City officials are currently negotiating a work schedule with Bird Busters for the project, which is estimated to take about three months to complete.
Akins said that no birds will be trapped in the process.
“There are two nests now and we are going to watch them to see if anything is going on in them and we don’t believe we will have to move them,” she said. “We will do the utmost not to harm any birds,”
She said that no birds will be left trapped by the net.
Melya Kaplan, the founder of Voice of the Animals Foundation, said she hopes the council will reverse its decision, hinting that a lawsuit might be possible otherwise.
“If an individual starts killing pigeons for any reason, that would be a criminal offense,” she said. “It’s animal cruelty. Why does the City Council think they are above the law?”
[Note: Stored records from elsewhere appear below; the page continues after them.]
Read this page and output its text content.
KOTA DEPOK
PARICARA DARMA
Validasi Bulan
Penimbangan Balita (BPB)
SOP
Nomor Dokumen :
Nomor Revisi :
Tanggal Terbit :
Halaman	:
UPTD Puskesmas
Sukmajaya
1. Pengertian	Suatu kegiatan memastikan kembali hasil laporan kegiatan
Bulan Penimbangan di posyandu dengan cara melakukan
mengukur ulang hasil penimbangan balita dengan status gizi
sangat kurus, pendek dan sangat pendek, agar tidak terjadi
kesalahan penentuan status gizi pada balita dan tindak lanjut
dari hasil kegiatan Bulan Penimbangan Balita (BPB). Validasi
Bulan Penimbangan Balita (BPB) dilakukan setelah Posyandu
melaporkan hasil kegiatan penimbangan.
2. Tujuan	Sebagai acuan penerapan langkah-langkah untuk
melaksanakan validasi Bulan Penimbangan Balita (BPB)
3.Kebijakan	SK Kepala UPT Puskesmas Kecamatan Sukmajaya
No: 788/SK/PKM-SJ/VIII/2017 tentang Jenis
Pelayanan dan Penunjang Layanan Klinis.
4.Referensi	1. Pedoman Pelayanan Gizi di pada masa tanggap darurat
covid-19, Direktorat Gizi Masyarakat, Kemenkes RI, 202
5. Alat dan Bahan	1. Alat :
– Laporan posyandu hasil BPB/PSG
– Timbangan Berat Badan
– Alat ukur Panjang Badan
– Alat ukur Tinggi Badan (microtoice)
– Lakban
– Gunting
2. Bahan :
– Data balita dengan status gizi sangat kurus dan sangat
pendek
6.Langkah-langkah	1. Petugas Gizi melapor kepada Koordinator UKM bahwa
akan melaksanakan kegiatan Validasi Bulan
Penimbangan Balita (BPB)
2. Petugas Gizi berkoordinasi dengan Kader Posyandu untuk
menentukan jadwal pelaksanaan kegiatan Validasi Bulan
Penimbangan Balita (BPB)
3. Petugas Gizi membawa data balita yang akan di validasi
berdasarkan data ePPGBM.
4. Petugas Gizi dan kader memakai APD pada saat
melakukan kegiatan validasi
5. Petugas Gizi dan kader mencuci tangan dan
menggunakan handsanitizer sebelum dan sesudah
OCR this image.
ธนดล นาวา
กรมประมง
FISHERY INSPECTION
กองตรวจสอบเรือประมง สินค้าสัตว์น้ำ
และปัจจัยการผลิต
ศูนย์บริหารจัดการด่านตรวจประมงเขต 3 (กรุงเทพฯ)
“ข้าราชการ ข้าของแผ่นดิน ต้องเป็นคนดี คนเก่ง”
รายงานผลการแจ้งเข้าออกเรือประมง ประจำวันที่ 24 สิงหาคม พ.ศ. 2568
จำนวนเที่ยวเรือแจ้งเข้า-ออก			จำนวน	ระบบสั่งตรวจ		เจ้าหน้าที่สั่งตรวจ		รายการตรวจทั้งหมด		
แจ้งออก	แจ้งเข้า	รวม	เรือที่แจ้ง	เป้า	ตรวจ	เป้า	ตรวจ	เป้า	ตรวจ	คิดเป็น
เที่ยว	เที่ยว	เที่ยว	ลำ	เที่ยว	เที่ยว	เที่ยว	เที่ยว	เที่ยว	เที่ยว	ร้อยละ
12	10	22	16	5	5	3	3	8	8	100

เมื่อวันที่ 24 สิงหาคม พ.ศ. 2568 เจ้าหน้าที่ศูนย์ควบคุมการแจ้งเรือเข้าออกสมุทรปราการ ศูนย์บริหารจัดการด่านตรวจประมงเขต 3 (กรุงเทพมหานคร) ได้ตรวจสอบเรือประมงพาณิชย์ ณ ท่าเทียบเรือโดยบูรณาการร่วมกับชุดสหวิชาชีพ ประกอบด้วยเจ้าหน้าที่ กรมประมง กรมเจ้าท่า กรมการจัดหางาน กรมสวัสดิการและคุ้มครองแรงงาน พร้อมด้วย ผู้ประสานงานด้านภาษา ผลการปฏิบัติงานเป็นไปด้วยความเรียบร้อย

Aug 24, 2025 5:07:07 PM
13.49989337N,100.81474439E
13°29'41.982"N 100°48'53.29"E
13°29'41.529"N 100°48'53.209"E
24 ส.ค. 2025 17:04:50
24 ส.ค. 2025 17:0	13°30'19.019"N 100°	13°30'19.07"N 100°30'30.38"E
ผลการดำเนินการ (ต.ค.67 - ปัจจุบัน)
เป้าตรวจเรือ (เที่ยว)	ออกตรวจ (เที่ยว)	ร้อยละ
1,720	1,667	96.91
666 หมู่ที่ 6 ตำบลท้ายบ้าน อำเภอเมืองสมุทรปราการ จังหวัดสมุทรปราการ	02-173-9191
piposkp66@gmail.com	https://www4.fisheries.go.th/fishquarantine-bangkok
A Redondo Beach resident, Enright has been rescuing birds for the past 30 years. Enright brought his most recent rescue to the protest, wrapping it in a red towel.
He found the bird, along with its sister, named Chihuahua, in a box in front of a pet store in Torrance.
“They just love to be held and get their attention,” Enright said as he lovingly pet the bird. “This one right here, she just can’t get her pigeon kisses often enough.”
Enright said the preferred option to control the pigeons would be to administer a birth control called Ovocontrol, which has been used in other areas like Hollywood. The result would be a drop in the pigeon population by about 50 percent, he said.
He said the fate the pigeons might face if trapped by the net would be a painful way to go.
“That I think would spell the end of the political careers for the people who voted to have that done,” he said.